The purpose of this study is to demonstrate the non-inferiority of the concomitant administration of an adenovirus serotype 26- based vaccine encoding for the respiratory syncytial virus pre-fusion F protein (Ad26.RSV.preF) and seasonal influenza vaccine versus the administration of seasonal influenza vaccine alone in terms of humoral immune response expressed by the geometric mean titers (GMTs) of hemagglutination inhibition (HI) antibody titers against all four influenza vaccine strains 28 days after the administration of influenza vaccine, and to assess the safety and tolerability of a single dose of 1\*10\^11 viral particles (vp) of Ad26.RSV.preF, administered intramuscularly to participants aged greater than or equal to 60 years separately or concomitantly with seasonal influenza vaccine.

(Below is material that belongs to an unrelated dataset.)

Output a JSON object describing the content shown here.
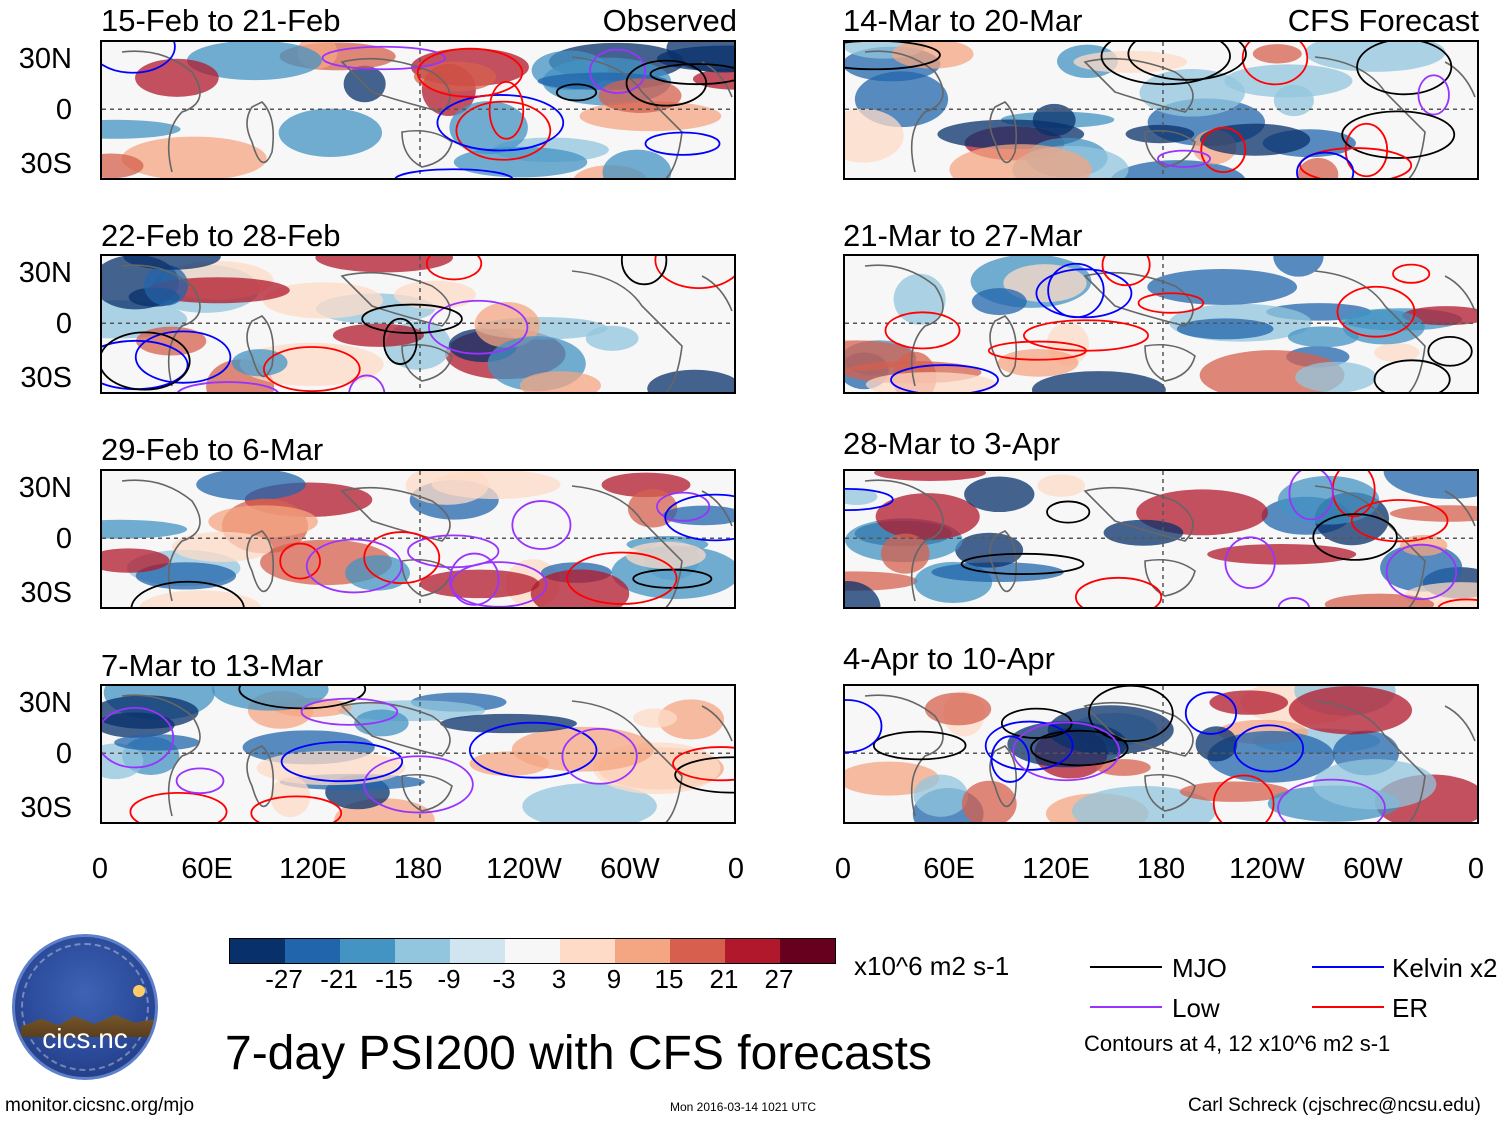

本研究旨在验证两大核心目标：其一，在接种季节性流感疫苗28天后，以针对四种流感疫苗株的血凝抑制（hemagglutination inhibition, HI）抗体效价的几何平均滴度（geometric mean titers, GMTs）所表征的体液免疫应答维度，联合接种编码呼吸道合胞病毒（respiratory syncytial virus, RSV）预融合F蛋白的26型腺病毒载体疫苗（adenovirus serotype 26-based vaccine encoding for the respiratory syncytial virus pre-fusion F protein，缩写Ad26.RSV.preF）与季节性流感疫苗，相较于单独接种季节性流感疫苗，具备非劣效性；其二，评估肌内接种单剂1×10^11病毒颗粒（viral particles, vp）的Ad26.RSV.preF，分别单独接种或与季节性流感疫苗联合接种于60岁及以上受试者的安全性与耐受性。